Parlano alcuni dipendenti «civili» della base Usa di
Sigonella
PATRIZIA ABBATE
SIGONELLA (Catania)
«La guerra? In realtà sono almeno tre, quattro mesi che
qui c'è la guerra...». È difficile entrare a
Sigonella, eppure ci sono almeno tremila civili che ci
lavorano dentro, fianco a fianco coi militari, e che
vedono quello che ai parlamentari in ispezione non è
consentito vedere. Aerei che decollano strapieni di merci
«hazardous»,
pericolose. Diretti verso destinazioni «XXX»,
«unknown»,
sconosciute. Luca - il nome è inventato, l'identità
preferisce non vederla pubblicata... - è uno di questi.

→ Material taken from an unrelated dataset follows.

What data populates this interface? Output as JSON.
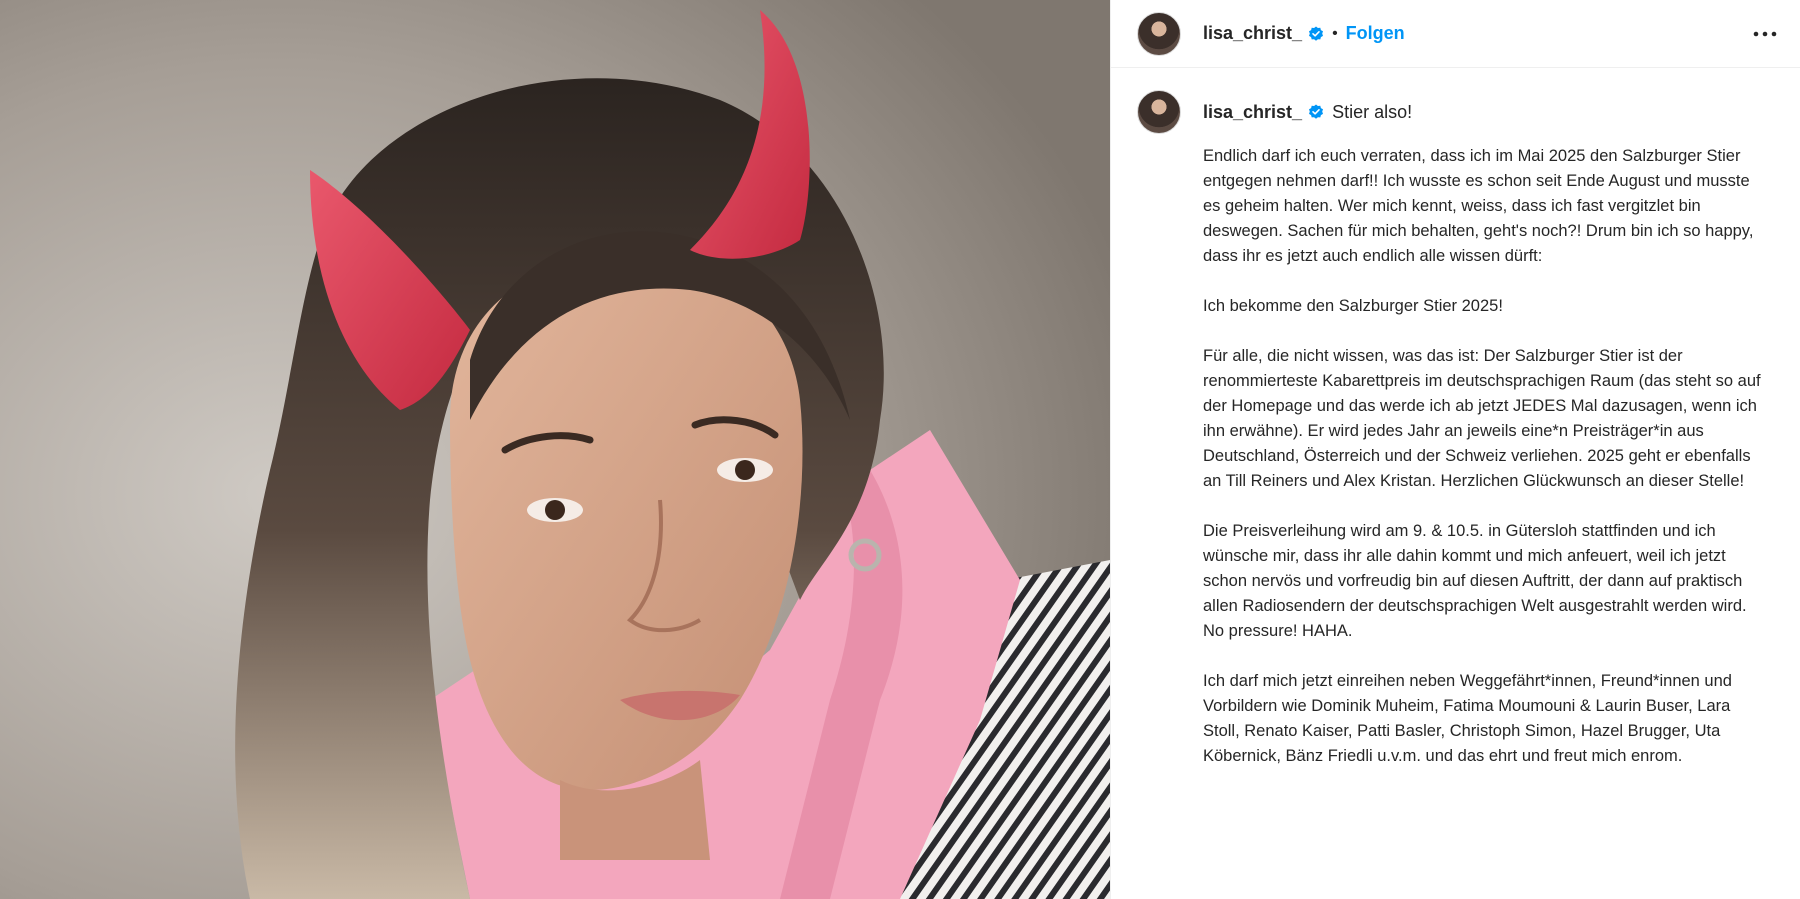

Spiega come è difficile continuare a fare il proprio
lavoro in questi giorni terribili in cui il conflitto
vero, nutrito di bombe e morti e visto soprattutto in tv,
si mescola a quello interiore, fatto di crisi personali
rispetto a un'attività che «vuoi o non vuoi, è
comunque di supporto alla guerra». E continua: «Il
lavoro è aumentato notevolmente, non c'è dubbio. Basti
pensare che se normalmente l'attività di atterraggi e
decolli è contenuta quotidianamente in due pagine di
"schede", adesso siamo a otto, nove pagine».
Che in numeri di aerei significa esser passati dalla
normale ventina «a sessanta, settanta voli al giorno».

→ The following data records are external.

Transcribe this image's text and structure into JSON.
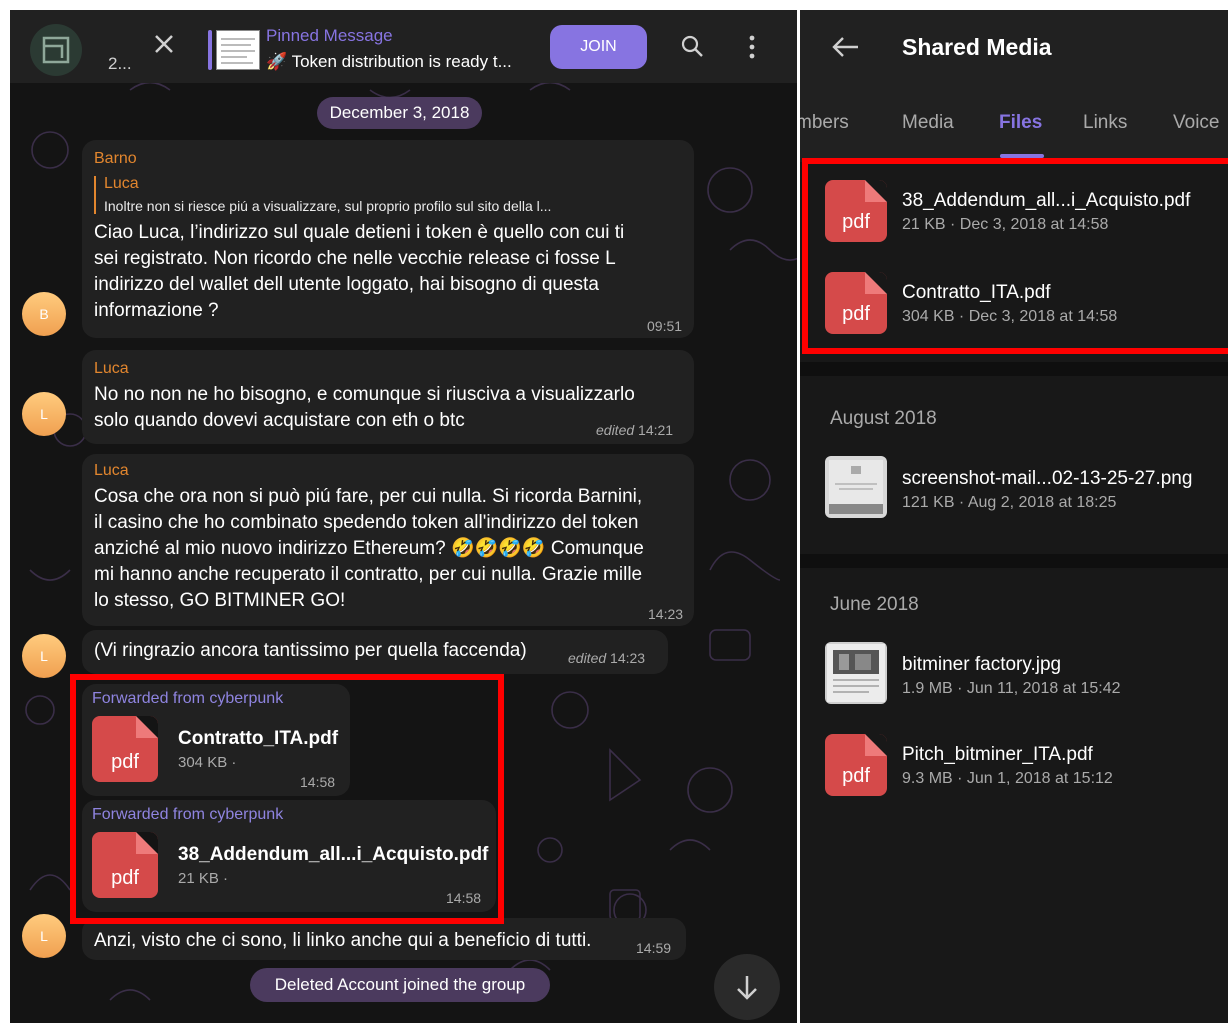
{
  "chat": {
    "header": {
      "member_count": "2...",
      "pinned_title": "Pinned Message",
      "pinned_text": "🚀 Token distribution is ready t...",
      "join_label": "JOIN"
    },
    "date_pill": "December 3, 2018",
    "messages": [
      {
        "avatar": "B",
        "sender": "Barno",
        "reply_sender": "Luca",
        "reply_text": "Inoltre non si riesce piú a visualizzare, sul proprio profilo sul sito della l...",
        "lines": [
          "Ciao Luca, l’indirizzo sul quale detieni i token è quello con cui ti",
          "sei registrato. Non ricordo che nelle vecchie release ci fosse L",
          "indirizzo del wallet dell utente loggato, hai bisogno di questa",
          "informazione ?"
        ],
        "time": "09:51"
      },
      {
        "avatar": "L",
        "sender": "Luca",
        "lines": [
          "No no non ne ho bisogno, e comunque si riusciva a visualizzarlo",
          "solo quando dovevi acquistare con eth o btc"
        ],
        "edited": "edited",
        "time": "14:21"
      },
      {
        "sender": "Luca",
        "lines": [
          "Cosa che ora non si può piú fare, per cui nulla. Si ricorda Barnini,",
          "il casino che ho combinato spedendo token all'indirizzo del token",
          "anziché al mio nuovo indirizzo Ethereum? 🤣🤣🤣🤣 Comunque",
          "mi hanno anche recuperato il contratto, per cui nulla. Grazie mille",
          "lo stesso, GO BITMINER GO!"
        ],
        "time": "14:23"
      },
      {
        "avatar": "L",
        "text": "(Vi ringrazio ancora tantissimo per quella faccenda)",
        "edited": "edited",
        "time": "14:23"
      }
    ],
    "forwards": [
      {
        "from": "Forwarded from cyberpunk",
        "icon_label": "pdf",
        "name": "Contratto_ITA.pdf",
        "size": "304 KB ·",
        "time": "14:58"
      },
      {
        "from": "Forwarded from cyberpunk",
        "icon_label": "pdf",
        "name": "38_Addendum_all...i_Acquisto.pdf",
        "size": "21 KB ·",
        "time": "14:58"
      }
    ],
    "last_message": {
      "avatar": "L",
      "text": "Anzi, visto che ci sono, li linko anche qui a beneficio di tutti.",
      "time": "14:59"
    },
    "service": "Deleted Account joined the group"
  },
  "media": {
    "title": "Shared Media",
    "tabs": [
      "mbers",
      "Media",
      "Files",
      "Links",
      "Voice"
    ],
    "active_tab": "Files",
    "files_top": [
      {
        "icon_label": "pdf",
        "name": "38_Addendum_all...i_Acquisto.pdf",
        "info": "21 KB · Dec 3, 2018 at 14:58"
      },
      {
        "icon_label": "pdf",
        "name": "Contratto_ITA.pdf",
        "info": "304 KB · Dec 3, 2018 at 14:58"
      }
    ],
    "sections": [
      {
        "title": "August 2018",
        "items": [
          {
            "name": "screenshot-mail...02-13-25-27.png",
            "info": "121 KB · Aug 2, 2018 at 18:25"
          }
        ]
      },
      {
        "title": "June 2018",
        "items": [
          {
            "name": "bitminer factory.jpg",
            "info": "1.9 MB · Jun 11, 2018 at 15:42"
          },
          {
            "icon_label": "pdf",
            "name": "Pitch_bitminer_ITA.pdf",
            "info": "9.3 MB · Jun 1, 2018 at 15:12"
          }
        ]
      }
    ]
  },
  "colors": {
    "accent": "#8774e1",
    "sender": "#e2862e",
    "pdf": "#d54a4a",
    "highlight": "#ff0000"
  }
}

Ma non è cominciato ora, assicura Luca. «Sono almeno
tre, quattro mesi che questo movimento è iniziato, segno
che la guerra in Iraq è stata decisa ben prima del
20...». Marco è un altro dipendente di Sigonella,
lavora anche lui nella «zona americana», e conferma:
«Siamo diventando matti... Certo che c'è un incremento
di voli, e di arrivi di persone: sono militari,
familiari, gente comunque diretta al fronte di guerra o
alle basi vicine; che andrà a fare da supporto di vario
tipo...». E soldati? «Certo che ne abbiamo visti, e
tanti: passano da qui, non si fermano a lungo...». I
rapporti con i militari Usa restano cordiali. Solo un po'
più di tensione in generale nella base, «i controlli
sono aumentati, ma non rigidi come nei giorni successivi
all'11 settembre...», ma la sensazione è quella di
lavorare «al buio», «non sappiamo effettivamente cosa
viene trasportato, ma certo che ci sono armi. In alcuni
carichi c'è scritto esplicitamente, explosive
material, con specificato anche il
peso: ce n'è da un quintale; in altri, appunto, c'è
scritto solo "pericoloso"». Le armi sono
depositate in un arsenale che si trova fuori dalla base
propriamente detta, anche se a pochi metri. È il Weapons
department, il deposito esplosivi
che «è controllato esclusivamente dagli americani». E
le destinazioni dei velivoli? «Buona parte del traffico
in questo momento è diretto ad Akrotiri, in Grecia, dove
stazionano le portaerei Truman e Roosevelt, e anche nella
base di Souda Bay, sempre in Grecia. Ma ci sono aerei
diretti in Kuwait, Bahrein... e si fermano quasi sempre
qui, per rifornimenti, i velivoli che arrivano dalle basi
statunitensi...». Il tipo di aerei che fa scalo alla
base è anch'esso vario, dagli elicotteri C2 ai Boeing,
capaci di portare 170 mila pound di carico.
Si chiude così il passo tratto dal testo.